Kazi Md Wahidul Islam, the bank’s managing director, said, “We are selecting good clients before disbursing loans. That is why loan growth is somewhat low. The country’s economic situation is also a factor.”

The Probashi Kallyan Bank (PKB) was created in 2010 by the government of former prime minister Sheikh Hasina to provide loans to Bangladeshi workers abroad. Yet the institution has failed to grow even after a decade and a half. Before operations began, the bank’s recruitment process was mired in serious irregularities, leading to the appointment of unqualified staff. That burden still has not been overcome. By the last fiscal year, the bank held deposits of only BDT 1.72 billion, despite disbursing nearly BDT 25 billion in loans during the same period.
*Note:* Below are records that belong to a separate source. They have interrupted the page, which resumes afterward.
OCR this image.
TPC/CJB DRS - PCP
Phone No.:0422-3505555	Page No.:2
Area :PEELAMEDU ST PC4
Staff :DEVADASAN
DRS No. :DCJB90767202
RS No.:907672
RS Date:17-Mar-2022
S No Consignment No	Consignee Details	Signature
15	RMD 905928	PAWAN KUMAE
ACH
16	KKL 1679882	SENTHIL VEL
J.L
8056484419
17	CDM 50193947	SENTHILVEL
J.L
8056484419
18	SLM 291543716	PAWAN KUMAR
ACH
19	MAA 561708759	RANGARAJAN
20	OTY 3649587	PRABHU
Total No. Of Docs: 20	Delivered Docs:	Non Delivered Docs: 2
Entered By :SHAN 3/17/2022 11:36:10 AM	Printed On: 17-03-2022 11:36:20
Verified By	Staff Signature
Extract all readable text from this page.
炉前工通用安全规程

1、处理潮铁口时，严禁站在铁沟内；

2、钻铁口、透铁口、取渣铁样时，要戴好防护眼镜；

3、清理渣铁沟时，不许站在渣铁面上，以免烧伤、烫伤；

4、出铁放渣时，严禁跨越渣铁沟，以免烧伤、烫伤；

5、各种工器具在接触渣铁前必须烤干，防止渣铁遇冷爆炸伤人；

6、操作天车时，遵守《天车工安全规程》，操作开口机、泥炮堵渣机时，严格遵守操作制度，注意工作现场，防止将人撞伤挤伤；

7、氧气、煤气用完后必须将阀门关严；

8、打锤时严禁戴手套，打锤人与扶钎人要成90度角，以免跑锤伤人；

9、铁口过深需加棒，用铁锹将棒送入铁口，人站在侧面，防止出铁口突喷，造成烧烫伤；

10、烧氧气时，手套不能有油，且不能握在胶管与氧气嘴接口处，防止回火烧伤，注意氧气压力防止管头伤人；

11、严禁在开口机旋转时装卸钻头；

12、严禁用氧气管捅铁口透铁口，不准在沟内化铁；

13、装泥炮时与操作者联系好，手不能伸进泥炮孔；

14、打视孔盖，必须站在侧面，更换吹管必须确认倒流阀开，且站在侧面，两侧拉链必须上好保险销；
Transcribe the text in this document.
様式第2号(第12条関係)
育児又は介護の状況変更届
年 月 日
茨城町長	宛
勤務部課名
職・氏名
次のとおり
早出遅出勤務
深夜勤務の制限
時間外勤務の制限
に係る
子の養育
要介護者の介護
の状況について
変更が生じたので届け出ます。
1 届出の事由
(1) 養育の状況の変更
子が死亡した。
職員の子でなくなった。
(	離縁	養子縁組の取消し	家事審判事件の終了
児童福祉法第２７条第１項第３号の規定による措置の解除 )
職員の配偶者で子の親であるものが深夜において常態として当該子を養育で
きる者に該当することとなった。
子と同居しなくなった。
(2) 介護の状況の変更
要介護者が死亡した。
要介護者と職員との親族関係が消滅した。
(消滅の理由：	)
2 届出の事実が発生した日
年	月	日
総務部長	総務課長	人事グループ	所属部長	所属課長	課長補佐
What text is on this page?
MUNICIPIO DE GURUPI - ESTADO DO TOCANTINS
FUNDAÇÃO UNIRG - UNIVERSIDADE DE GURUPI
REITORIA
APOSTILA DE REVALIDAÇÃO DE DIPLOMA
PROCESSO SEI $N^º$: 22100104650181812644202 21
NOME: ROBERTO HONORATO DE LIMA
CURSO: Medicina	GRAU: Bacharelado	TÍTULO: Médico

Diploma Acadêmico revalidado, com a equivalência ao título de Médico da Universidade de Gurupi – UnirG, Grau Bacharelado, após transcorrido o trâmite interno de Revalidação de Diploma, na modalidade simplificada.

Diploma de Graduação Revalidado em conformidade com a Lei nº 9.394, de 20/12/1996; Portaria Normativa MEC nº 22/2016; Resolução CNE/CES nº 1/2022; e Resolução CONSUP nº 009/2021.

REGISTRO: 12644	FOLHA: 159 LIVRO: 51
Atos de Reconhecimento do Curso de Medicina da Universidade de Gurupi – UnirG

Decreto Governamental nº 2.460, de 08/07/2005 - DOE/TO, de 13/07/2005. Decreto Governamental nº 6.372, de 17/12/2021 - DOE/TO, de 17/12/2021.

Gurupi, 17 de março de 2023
Bangladesh Krishi Bank was established in 1973 to provide loans to farmers. In 1986, then-president Hussain Muhammad Ershad split it and formed the Rajshahi Krishi Unnayan Bank, or RAKUB, using the Rajshahi-region branches. Similar to Krishi Bank, RAKUB is also in a fragile financial state. For several years, officials have discussed merging the two specialized institutions, but the process has not started because of bureaucratic complications and indecision.

Several senior officials of the two banks told Bonik Barta that the easiest task for the interim government would have been merging BKB and RAKUB to create a stronger institution for farmers. No such effort has been made. Bureaucrats do not want fewer banks, they said, because more banks mean more positions for managing directors and other top executives, along with more deputy managing directors and general managers. Promotions and appointments to those posts are controlled by the Financial Institutions Division (FID). Many bureaucrats oppose a merger because fewer positions would also reduce opportunities for irregularities.

Salehuddin Ahmed, the finance adviser, acknowledged that the government has not been able to devote sufficient attention to reforming state-owned banks. Speaking to Bonik Barta, he said, “Because of becoming busy with the NBR reform program, it was not possible to pay attention to the reform of state-owned banks. Even so, we have moved forward with amendments to the Bank Company Act. The initiative to merge five weak Shariah-based banks into a single institution is now in its final stage. In the next two or three months, we will turn our attention to reforming the state-owned banks.”